- 2 lbs (900 gr) chicken, cut into serving portions
- salt and pepper to taste
- 1/4 cup (50 ml) olive oil
- 2 cups (500 ml) chicken broth
- 1/4 lb (110 gr) fresh okra or dry okra, boiled and drained
- 2 teaspoons butter
- 1/2 lb (225 gr) eggplant
- 12 pearl onions
- 1/2 (225 gr) string beans
- 4 tomatoes
- 2 green bell peppers
- 2 onions, grated
Saute chicken pieces in olive oil for 15 minutes. Set aside. Peel cone-shaped ends of the okra.

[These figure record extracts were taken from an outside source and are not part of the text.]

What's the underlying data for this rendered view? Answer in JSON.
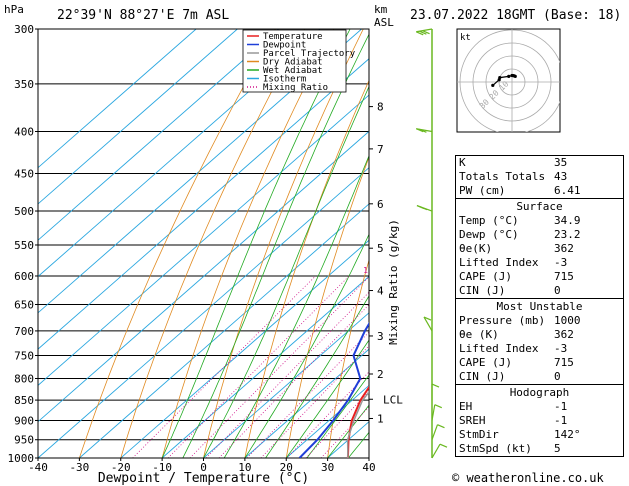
{
  "header": {
    "pressure_unit": "hPa",
    "location": "22°39'N  88°27'E  7m  ASL",
    "height_unit": "km",
    "height_unit2": "ASL",
    "datetime": "23.07.2022  18GMT  (Base: 18)"
  },
  "chart_data": {
    "type": "line",
    "title": "",
    "xlabel": "Dewpoint / Temperature (°C)",
    "ylabel": "hPa",
    "mixing_ratio_label": "Mixing Ratio (g/kg)",
    "xlim": [
      -40,
      40
    ],
    "ylim": [
      1000,
      300
    ],
    "skew": "log-pressure skew-T",
    "x_ticks": [
      "-40",
      "-30",
      "-20",
      "-10",
      "0",
      "10",
      "20",
      "30",
      "40"
    ],
    "pressure_levels": [
      300,
      350,
      400,
      450,
      500,
      550,
      600,
      650,
      700,
      750,
      800,
      850,
      900,
      950,
      1000
    ],
    "km_ticks": [
      {
        "label": "8",
        "p": 373
      },
      {
        "label": "7",
        "p": 420
      },
      {
        "label": "6",
        "p": 490
      },
      {
        "label": "5",
        "p": 555
      },
      {
        "label": "4",
        "p": 625
      },
      {
        "label": "3",
        "p": 710
      },
      {
        "label": "2",
        "p": 790
      },
      {
        "label": "LCL",
        "p": 848
      },
      {
        "label": "1",
        "p": 895
      }
    ],
    "mixing_ratio_labels": [
      {
        "label": "1",
        "x": -11
      },
      {
        "label": "2",
        "x": -1
      },
      {
        "label": "3",
        "x": 4
      },
      {
        "label": "4",
        "x": 8
      },
      {
        "label": "5",
        "x": 12
      },
      {
        "label": "8",
        "x": 17
      },
      {
        "label": "10",
        "x": 20
      },
      {
        "label": "15",
        "x": 26
      },
      {
        "label": "20",
        "x": 31
      },
      {
        "label": "25",
        "x": 34
      }
    ],
    "legend": [
      "Temperature",
      "Dewpoint",
      "Parcel Trajectory",
      "Dry Adiabat",
      "Wet Adiabat",
      "Isotherm",
      "Mixing Ratio"
    ],
    "legend_position": "top-right",
    "series": [
      {
        "name": "Temperature",
        "color": "#e82020",
        "points": [
          [
            1000,
            34.9
          ],
          [
            950,
            30
          ],
          [
            900,
            25.5
          ],
          [
            850,
            22
          ],
          [
            800,
            19.5
          ],
          [
            750,
            18.4
          ],
          [
            700,
            14
          ],
          [
            650,
            10.5
          ],
          [
            600,
            6.8
          ],
          [
            550,
            3
          ],
          [
            500,
            -1.5
          ],
          [
            450,
            -6.5
          ],
          [
            400,
            -12
          ],
          [
            350,
            -19
          ],
          [
            300,
            -28
          ]
        ]
      },
      {
        "name": "Dewpoint",
        "color": "#1f3fd8",
        "points": [
          [
            1000,
            23.2
          ],
          [
            950,
            22.5
          ],
          [
            900,
            21
          ],
          [
            850,
            19
          ],
          [
            800,
            16
          ],
          [
            750,
            8
          ],
          [
            700,
            4
          ],
          [
            650,
            0.5
          ],
          [
            600,
            -3
          ],
          [
            550,
            -8
          ],
          [
            500,
            -13.5
          ],
          [
            450,
            -20
          ],
          [
            400,
            -27
          ],
          [
            350,
            -35
          ],
          [
            300,
            -46
          ]
        ]
      },
      {
        "name": "Parcel Trajectory",
        "color": "#999999",
        "points": [
          [
            1000,
            34.9
          ],
          [
            950,
            29.8
          ],
          [
            900,
            26
          ],
          [
            850,
            22.5
          ],
          [
            800,
            20.8
          ],
          [
            750,
            18.8
          ],
          [
            700,
            16.1
          ],
          [
            650,
            13.2
          ],
          [
            600,
            10
          ],
          [
            550,
            6.3
          ],
          [
            500,
            2.3
          ],
          [
            450,
            -2.5
          ],
          [
            400,
            -8
          ],
          [
            350,
            -15
          ],
          [
            300,
            -24
          ]
        ]
      }
    ],
    "wind_profile": [
      {
        "p": 300,
        "dir": 80,
        "spd": 15
      },
      {
        "p": 400,
        "dir": 100,
        "spd": 10
      },
      {
        "p": 500,
        "dir": 110,
        "spd": 10
      },
      {
        "p": 700,
        "dir": 150,
        "spd": 5
      },
      {
        "p": 850,
        "dir": 180,
        "spd": 5
      },
      {
        "p": 900,
        "dir": 190,
        "spd": 5
      },
      {
        "p": 950,
        "dir": 200,
        "spd": 5
      },
      {
        "p": 1000,
        "dir": 210,
        "spd": 5
      }
    ],
    "hodograph": {
      "label": "kt",
      "ring_labels": [
        "10",
        "20",
        "30"
      ]
    }
  },
  "indices": [
    {
      "label": "K",
      "value": "35"
    },
    {
      "label": "Totals Totals",
      "value": "43"
    },
    {
      "label": "PW (cm)",
      "value": "6.41"
    }
  ],
  "surface": {
    "title": "Surface",
    "rows": [
      {
        "label": "Temp (°C)",
        "value": "34.9"
      },
      {
        "label": "Dewp (°C)",
        "value": "23.2"
      },
      {
        "label": "θe(K)",
        "value": "362"
      },
      {
        "label": "Lifted Index",
        "value": "-3"
      },
      {
        "label": "CAPE (J)",
        "value": "715"
      },
      {
        "label": "CIN (J)",
        "value": "0"
      }
    ]
  },
  "most_unstable": {
    "title": "Most Unstable",
    "rows": [
      {
        "label": "Pressure (mb)",
        "value": "1000"
      },
      {
        "label": "θe (K)",
        "value": "362"
      },
      {
        "label": "Lifted Index",
        "value": "-3"
      },
      {
        "label": "CAPE (J)",
        "value": "715"
      },
      {
        "label": "CIN (J)",
        "value": "0"
      }
    ]
  },
  "hodograph_table": {
    "title": "Hodograph",
    "rows": [
      {
        "label": "EH",
        "value": "-1"
      },
      {
        "label": "SREH",
        "value": "-1"
      },
      {
        "label": "StmDir",
        "value": "142°"
      },
      {
        "label": "StmSpd (kt)",
        "value": "5"
      }
    ]
  },
  "credit": "© weatheronline.co.uk"
}
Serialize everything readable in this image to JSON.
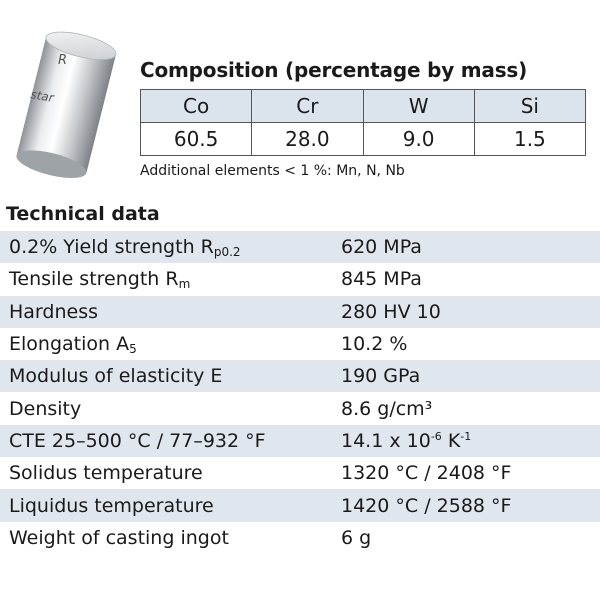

Peel eggplants in strips and slice thickly. Top, tail and string the beans, cut them in half. Skin, seed and slice tomatoes. Cut bell peppers into strips. Wash onions and vegatables and place in a big casserole (preferably earthenware) in layers except for pearl onions, tomatoes and bell peppers. Season with salt and pepper. Place chicken pieces, tomatoes and bell peppers on top of the vegetables. Pour chicken broth over it. Dot with butter. Garnish with pearl onions and cover.
Pre-heat the oven to 350 F (180 C) and cook for about an hour, until chicken is tender and vegetables are cooked. Serve with rice as a main course.